Dive Brief:
- Golub & Co., along with co-developer CIM Group, announced it intends to build a skyscraper that would be Chicago's second tallest, just 29 feet shorter than the Willis Tower, reported Bisnow.
- If approved by the city, the unnamed building will start going up next year in a parking lot adjacent to the 36-story Tribune Tower. CIM Group purchased the historic building in 2016, and laid out plans to spend an estimated $1 billion to convert the neo-Gothic property into a space for retail and residential units by 2020. Slated for approximately 125 condominiums, 439 rental apartments and a 200-room hotel, the tower would be three times taller than the Tribune.
- Some who attended the meeting to unveil the proposal questioned the viability of the costs and timeline related to the Tribune redevelopment and new skyscraper, The Chicago Tribune reported.
Dive Insight:
The likelihood that projects of this scope see the light of day is often called into question, according to the Tribune’s Ryan Ori. “Hitting deadlines is vital for developers of complicated, high-end projects,” Ori wrote in a April 17 column in the Chicago Tribune about the project. “Developers can hit the jackpot by completing construction during peak demand, but bad timing can have catastrophic results.”
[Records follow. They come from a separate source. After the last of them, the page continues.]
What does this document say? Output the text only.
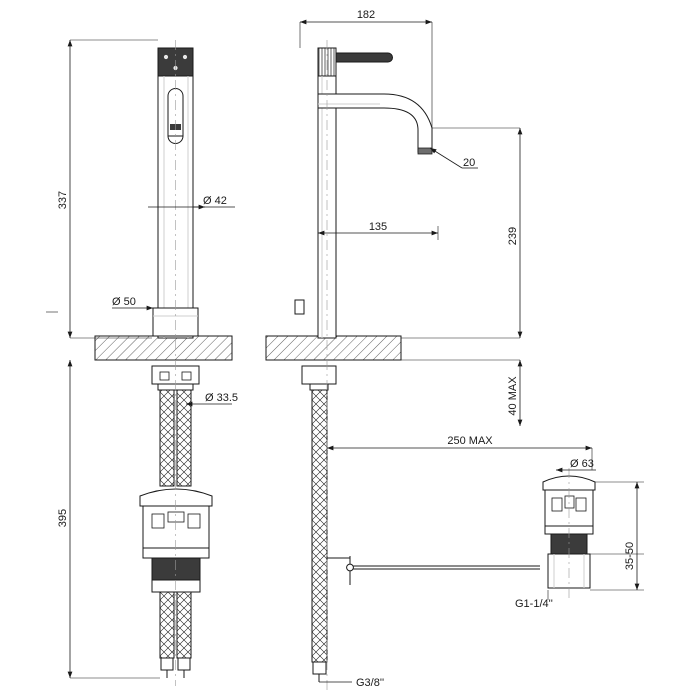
337
395
Ø 42
Ø 50
Ø 33.5
182
135
20
239
40 MAX
250 MAX
G3/8''
Ø 63
35-50
G1-1/4''
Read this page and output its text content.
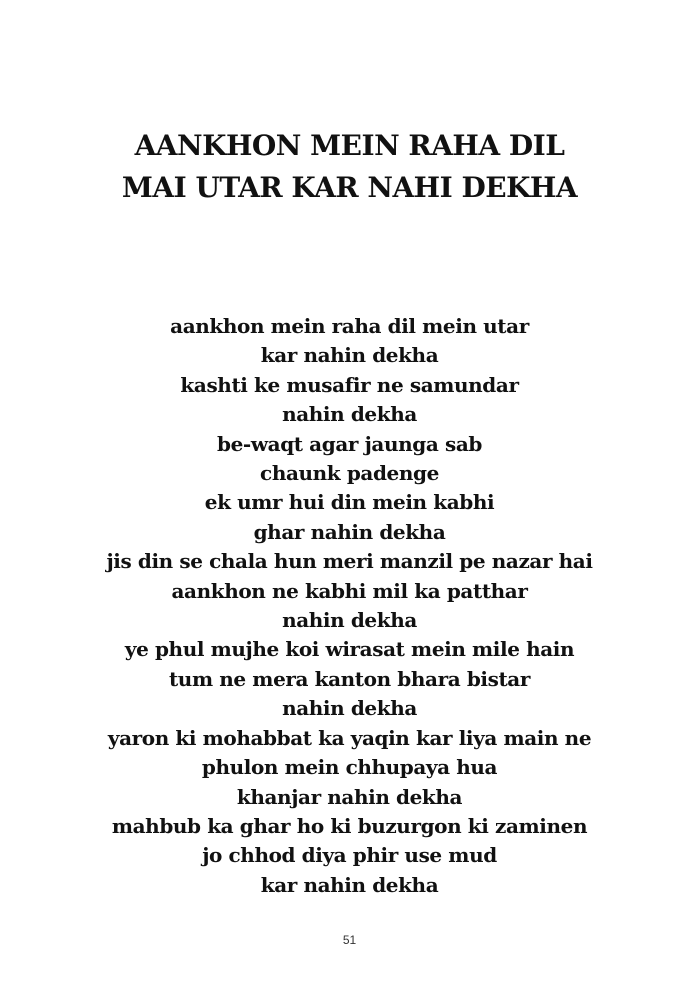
AANKHON MEIN RAHA DIL
MAI UTAR KAR NAHI DEKHA
aankhon mein raha dil mein utar
kar nahin dekha
kashti ke musafir ne samundar
nahin dekha
be-waqt agar jaunga sab
chaunk padenge
ek umr hui din mein kabhi
ghar nahin dekha
jis din se chala hun meri manzil pe nazar hai
aankhon ne kabhi mil ka patthar
nahin dekha
ye phul mujhe koi wirasat mein mile hain
tum ne mera kanton bhara bistar
nahin dekha
yaron ki mohabbat ka yaqin kar liya main ne
phulon mein chhupaya hua
khanjar nahin dekha
mahbub ka ghar ho ki buzurgon ki zaminen
jo chhod diya phir use mud
kar nahin dekha
51
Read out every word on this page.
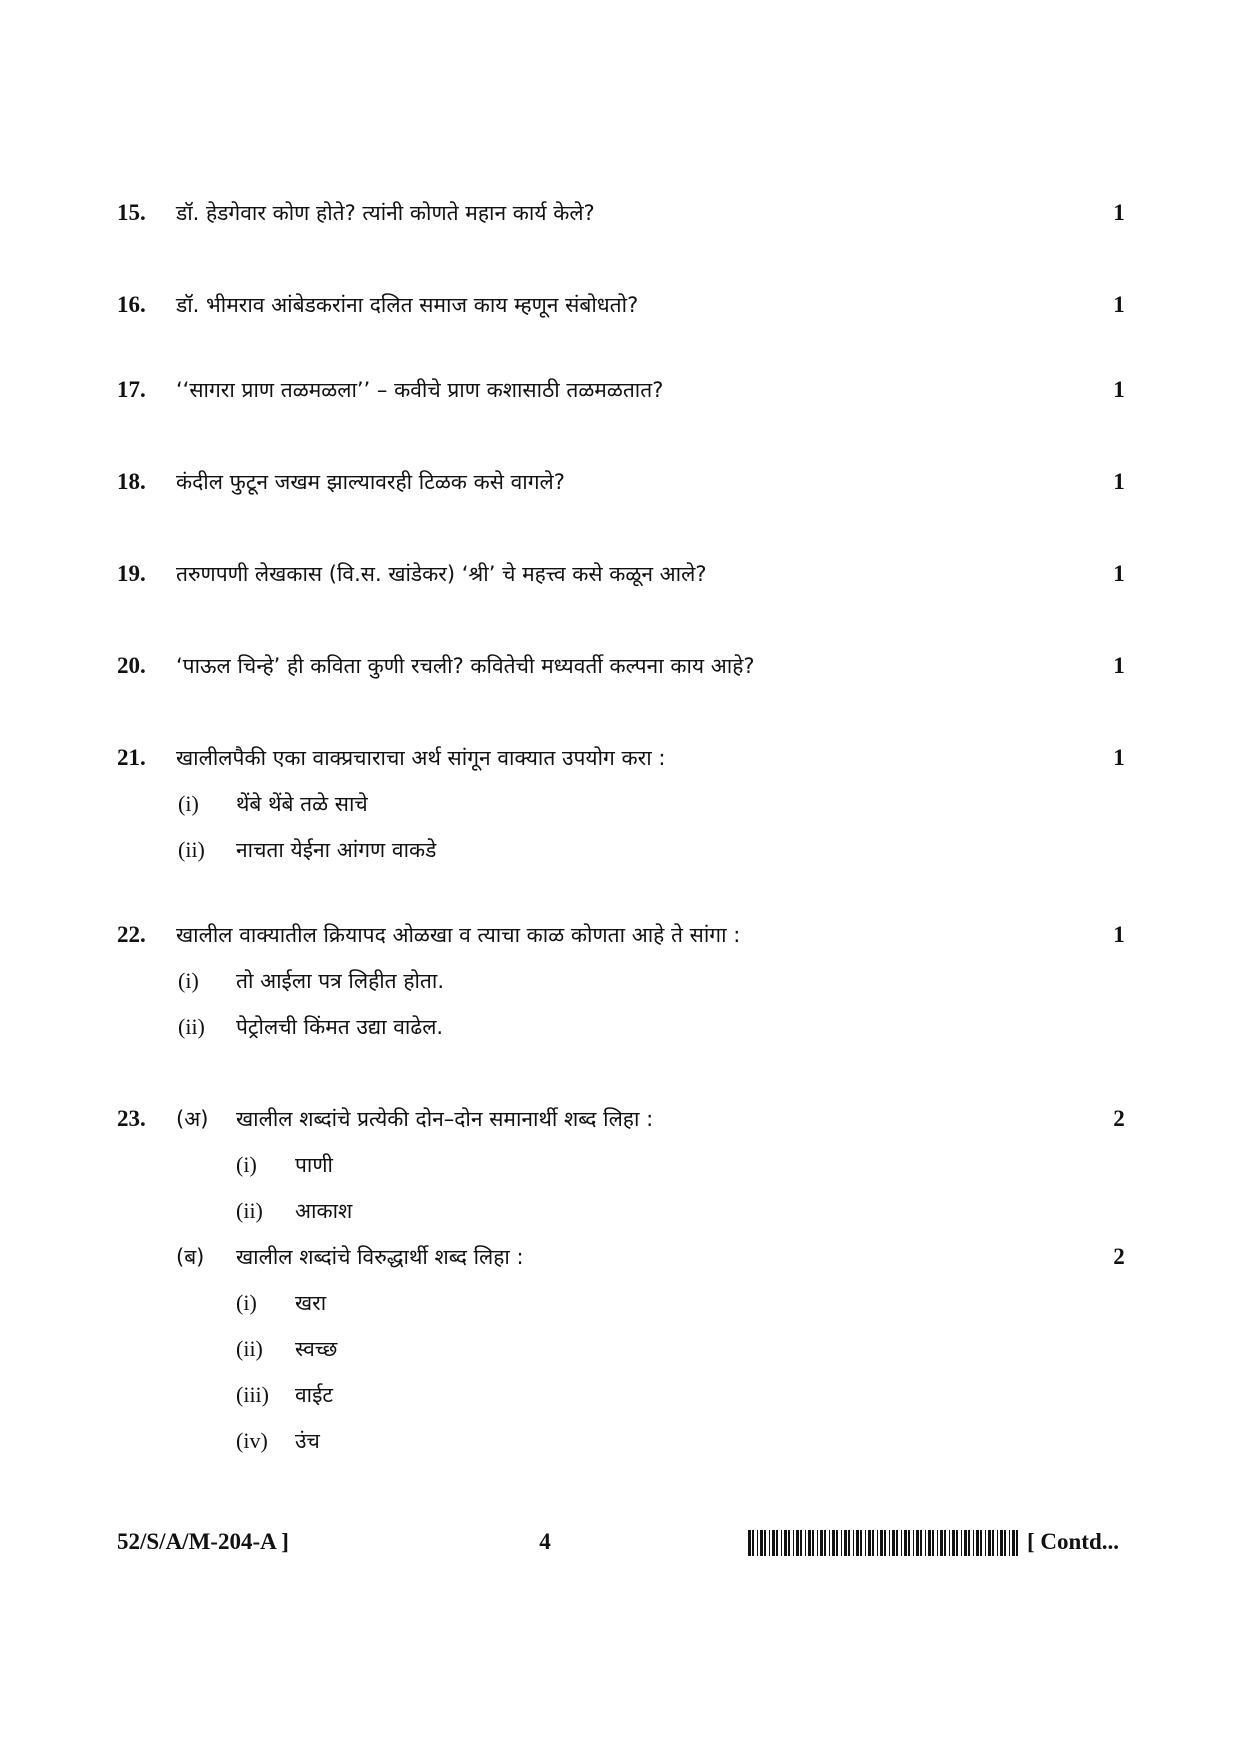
15. डॉ. हेडगेवार कोण होते? त्यांनी कोणते महान कार्य केले?	1
16. डॉ. भीमराव आंबेडकरांना दलित समाज काय म्हणून संबोधतो?	1
17. ‘‘सागरा प्राण तळमळला’’ – कवीचे प्राण कशासाठी तळमळतात?	1
18. कंदील फुटून जखम झाल्यावरही टिळक कसे वागले?	1
19. तरुणपणी लेखकास (वि.स. खांडेकर) ‘श्री’ चे महत्त्व कसे कळून आले?	1
20. ‘पाऊल चिन्हे’ ही कविता कुणी रचली? कवितेची मध्यवर्ती कल्पना काय आहे?	1
21. खालीलपैकी एका वाक्प्रचाराचा अर्थ सांगून वाक्यात उपयोग करा :	1
(i) थेंबे थेंबे तळे साचे
(ii) नाचता येईना आंगण वाकडे
22. खालील वाक्यातील क्रियापद ओळखा व त्याचा काळ कोणता आहे ते सांगा :	1
(i) तो आईला पत्र लिहीत होता.
(ii) पेट्रोलची किंमत उद्या वाढेल.
23. (अ) खालील शब्दांचे प्रत्येकी दोन–दोन समानार्थी शब्द लिहा :	2
(i) पाणी
(ii) आकाश
(ब) खालील शब्दांचे विरुद्धार्थी शब्द लिहा :	2
(i) खरा
(ii) स्वच्छ
(iii) वाईट
(iv) उंच
52/S/A/M-204-A ]	4	[ Contd...
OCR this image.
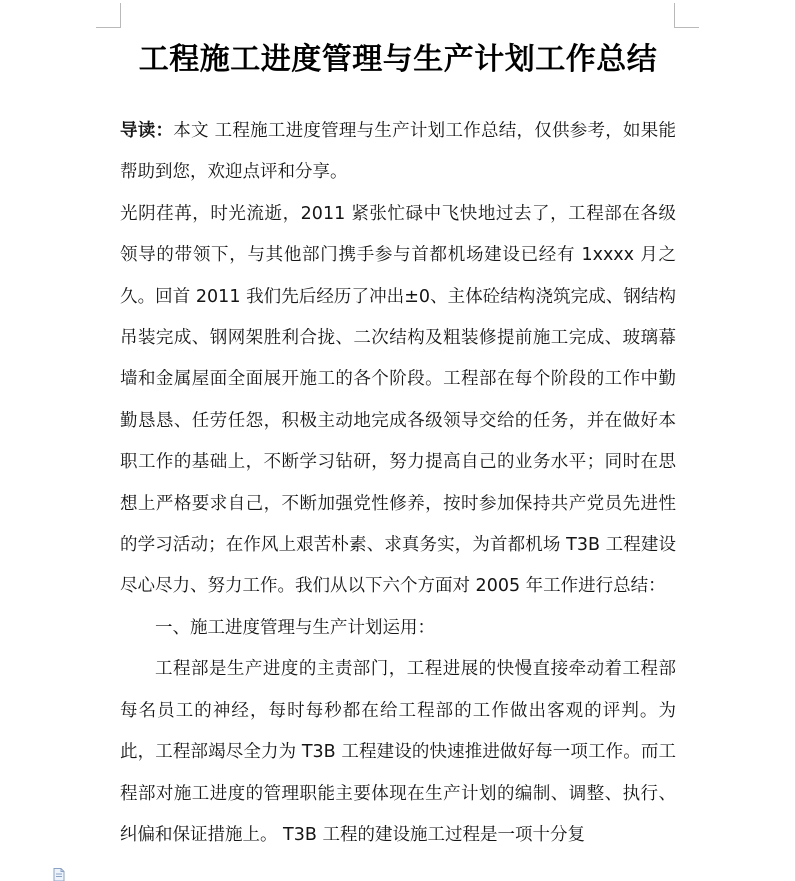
工程施工进度管理与生产计划工作总结

导读：本文 工程施工进度管理与生产计划工作总结，仅供参考，如果能帮助到您，欢迎点评和分享。

光阴荏苒，时光流逝，2011 紧张忙碌中飞快地过去了，工程部在各级领导的带领下，与其他部门携手参与首都机场建设已经有 1xxxx 月之久。回首 2011 我们先后经历了冲出±0、主体砼结构浇筑完成、钢结构吊装完成、钢网架胜利合拢、二次结构及粗装修提前施工完成、玻璃幕墙和金属屋面全面展开施工的各个阶段。工程部在每个阶段的工作中勤勤恳恳、任劳任怨，积极主动地完成各级领导交给的任务，并在做好本职工作的基础上，不断学习钻研，努力提高自己的业务水平；同时在思想上严格要求自己，不断加强党性修养，按时参加保持共产党员先进性的学习活动；在作风上艰苦朴素、求真务实，为首都机场 T3B 工程建设尽心尽力、努力工作。我们从以下六个方面对 2005 年工作进行总结：

一、施工进度管理与生产计划运用：

工程部是生产进度的主责部门，工程进展的快慢直接牵动着工程部每名员工的神经，每时每秒都在给工程部的工作做出客观的评判。为此，工程部竭尽全力为 T3B 工程建设的快速推进做好每一项工作。而工程部对施工进度的管理职能主要体现在生产计划的编制、调整、执行、纠偏和保证措施上。 T3B 工程的建设施工过程是一项十分复
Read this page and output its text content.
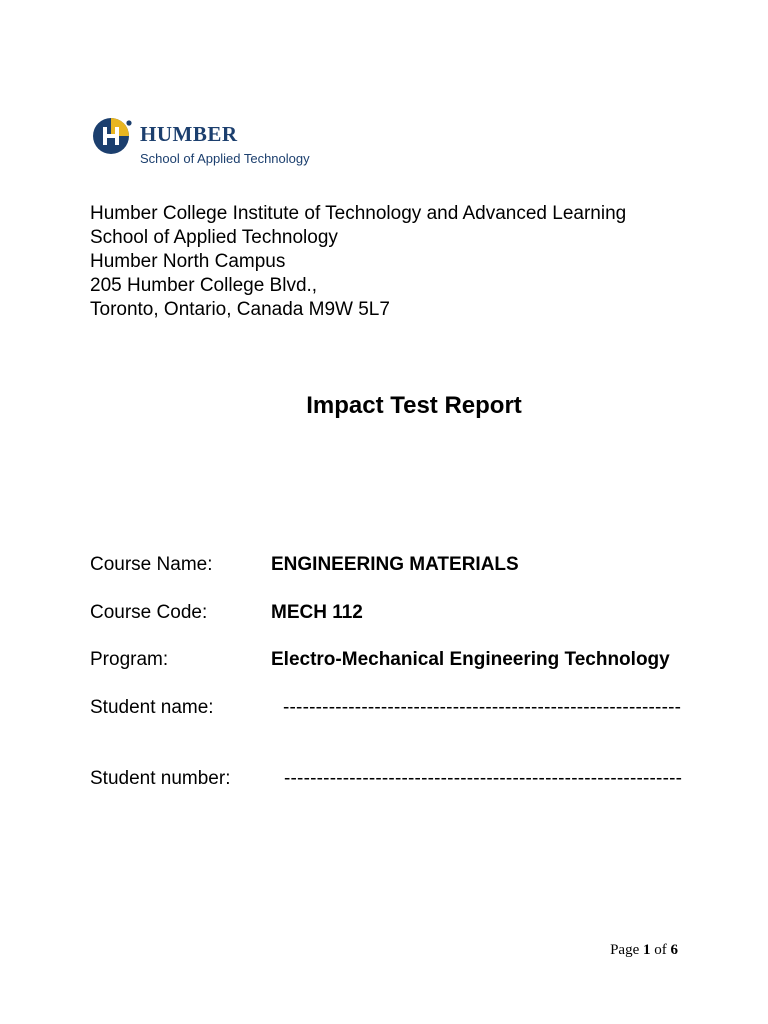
HUMBER
School of Applied Technology
Humber College Institute of Technology and Advanced Learning
School of Applied Technology
Humber North Campus
205 Humber College Blvd.,
Toronto, Ontario, Canada M9W 5L7
Impact Test Report
Course Name:	ENGINEERING MATERIALS
Course Code:	MECH 112
Program:	Electro-Mechanical Engineering Technology
Student name:	-------------------------------------------------------------
Student number:	-------------------------------------------------------------
Page 1 of 6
Take the failed Chicago Spire, for example. The ambitious 116-story super-tall hotel-condominium building was proposed as the Fordham Spire in July 2005, spearheaded by the Fordham Co. It would have been the tallest tower in the U.S. at the time.
At the time of its proposal, the Chicago Spire faced opposition from many, including now-President Donald Trump, who was then a private citizen developing a tower in the same city. Despite the opposition, the project was approved.
But Fordham had problems financing construction early on, and Irish developer Garrett Kelleher, executive chairman of Shelbourne Development Group, eventually took over the project. The global financial crisis of 2008 and lawsuits related to financing wiped out any remaining hopes for the tower.
This February, the tower’s would-be developers filed a federal lawsuit, alleging they are owed $1.2 billion for their initial investment costs and unearned profits a completed tower would have yielded. In his complaint, Kelleher reportedly said that anyone who tries to build a “project of this dimension would be doomed.”